U.S. Census Has ‘Policy of Self-Identification’ for Same-Sex Couples

March 9, 2010 - 12:17 PM
According to the New Jersey Star-Ledger, the 2010 Census form will allow same-sex couples to labels themselves as "husband or wife," even if the relationships are not recognized by law.
(CNSNews.com) - What kind of questions are going to be on the U.S. Census form? Just ten “basic” questions, says the U.S. Census Bureau. And on a question about relationships, same-sex couples may go with personal preference rather than truth.
 
According to the New Jersey Star-Ledger, the 2010 Census form will allow same-sex couples to labels themselves as “husband or wife,” even if the relationships are not recognized by law.
 
"We have a policy of self-identification," the newspaper quoted Igor Alves, a media specialist with the Census Bureau, as saying. "If they want to put husband or unmarried partner, that is up to them.
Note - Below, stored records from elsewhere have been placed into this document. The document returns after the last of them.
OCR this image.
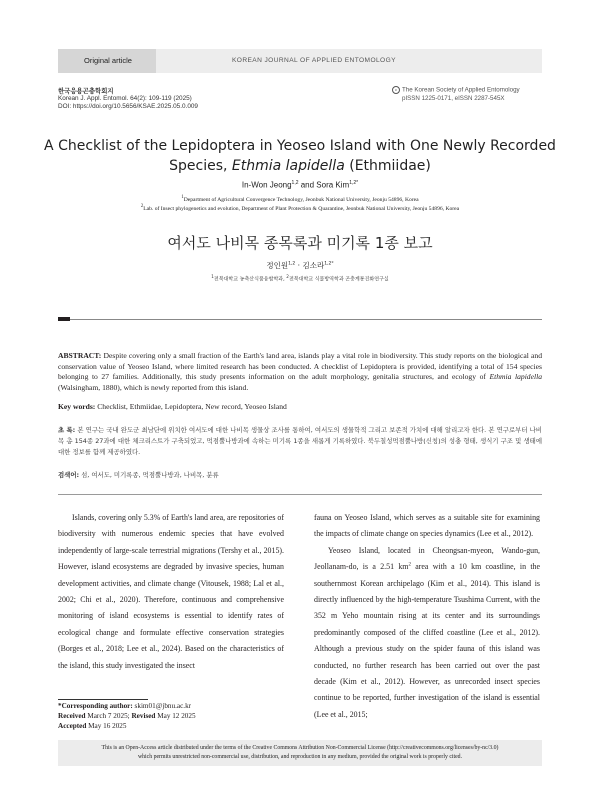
Original article	KOREAN JOURNAL OF APPLIED ENTOMOLOGY
한국응용곤충학회지
Korean J. Appl. Entomol. 64(2): 109-119 (2025)
DOI: https://doi.org/10.5656/KSAE.2025.05.0.009
c The Korean Society of Applied Entomology
pISSN 1225-0171, eISSN 2287-545X
A Checklist of the Lepidoptera in Yeoseo Island with One Newly Recorded
Species, Ethmia lapidella (Ethmiidae)
In-Won Jeong$^{1,2}$ and Sora Kim$^{1,2*}$
$^1$Department of Agricultural Convergence Technology, Jeonbuk National University, Jeonju 54896, Korea
$^2$Lab. of Insect phylogenetics and evolution, Department of Plant Protection & Quarantine, Jeonbuk National University, Jeonju 54896, Korea
여서도 나비목 종목록과 미기록 1종 보고
정인원$^{1,2}$ · 김소라$^{1,2*}$
$^1$전북대학교 농축산식품융합학과, $^2$전북대학교 식물방역학과 곤충계통진화연구실
ABSTRACT: Despite covering only a small fraction of the Earth's land area, islands play a vital role in biodiversity. This study reports on the biological and conservation value of Yeoseo Island, where limited research has been conducted. A checklist of Lepidoptera is provided, identifying a total of 154 species belonging to 27 families. Additionally, this study presents information on the adult morphology, genitalia structures, and ecology of Ethmia lapidella (Walsingham, 1880), which is newly reported from this island.
Key words: Checklist, Ethmiidae, Lepidoptera, New record, Yeoseo Island
초 록: 본 연구는 국내 완도군 최남단에 위치한 여서도에 대한 나비목 생물상 조사를 통하여, 여서도의 생물학적 그리고 보존적 가치에 대해 알리고자 한다. 본 연구로부터 나비목 총 154종 27과에 대한 체크리스트가 구축되었고, 먹점뿔나방과에 속하는 미기록 1종을 새롭게 기록하였다. 북두칠성먹점뿔나방(신칭)의 성충 형태, 생식기 구조 및 생태에 대한 정보를 함께 제공하였다.
검색어: 섬, 여서도, 미기록종, 먹점뿔나방과, 나비목, 분류

Islands, covering only 5.3% of Earth's land area, are repositories of biodiversity with numerous endemic species that have evolved independently of large-scale terrestrial migrations (Tershy et al., 2015). However, island ecosystems are degraded by invasive species, human development activities, and climate change (Vitousek, 1988; Lal et al., 2002; Chi et al., 2020). Therefore, continuous and comprehensive monitoring of island ecosystems is essential to identify rates of ecological change and formulate effective conservation strategies (Borges et al., 2018; Lee et al., 2024). Based on the characteristics of the island, this study investigated the insect

fauna on Yeoseo Island, which serves as a suitable site for examining the impacts of climate change on species dynamics (Lee et al., 2012).

Yeoseo Island, located in Cheongsan-myeon, Wando-gun, Jeollanam-do, is a 2.51 $km^2$ area with a 10 km coastline, in the southernmost Korean archipelago (Kim et al., 2014). This island is directly influenced by the high-temperature Tsushima Current, with the 352 m Yeho mountain rising at its center and its surroundings predominantly composed of the cliffed coastline (Lee et al., 2012). Although a previous study on the spider fauna of this island was conducted, no further research has been carried out over the past decade (Kim et al., 2012). However, as unrecorded insect species continue to be reported, further investigation of the island is essential (Lee et al., 2015;

*Corresponding author: skim01@jbnu.ac.kr
Received March 7 2025; Revised May 12 2025
Accepted May 16 2025
This is an Open-Access article distributed under the terms of the Creative Commons Attribution Non-Commercial License (http://creativecommons.org/licenses/by-nc/3.0)
which permits unrestricted non-commercial use, distribution, and reproduction in any medium, provided the original work is properly cited.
We basically want to tally what they select."
 
The Census form will be mailed next week, according to an advance letter sent to 120 million U.S. households on Monday. The advance letter urges households to complete the 10-question form when it arrives and to return it in the accompanying prepaid envelope as soon as possible.
 
The Census Bureau notes that for the first time in history, it is sending a bilingual advance letter and form to more than 13 million households in areas where Spanish is predominantly spoken at home.
 
“The advance letter helps people know that their 2010 Census form will be arriving soon,” said Census Bureau Director Robert M. Groves. “It's an important reminder about the impact the census has on our communities, that the census is important and that everyone needs to participate.”
 
Census workers last week started hand-delivering census forms to 9 percent of addresses in areas where many households lack traditional city-style postal addresses. That includes hand-delivery along hurricane-affected areas of the Gulf Coast.
 
A video on the U.S. Census Web site explains the ten “basic” questions that U.S. residents will find on the form. They include name, age and date of birth, gender, race, and the Hispanic origin of each person living at a particular address.
 
Notably, the video shows a person writing the “C-o-l-u-m-b-i-a” as the Hispanic country of origin. However, the country is spelled “Colombia.”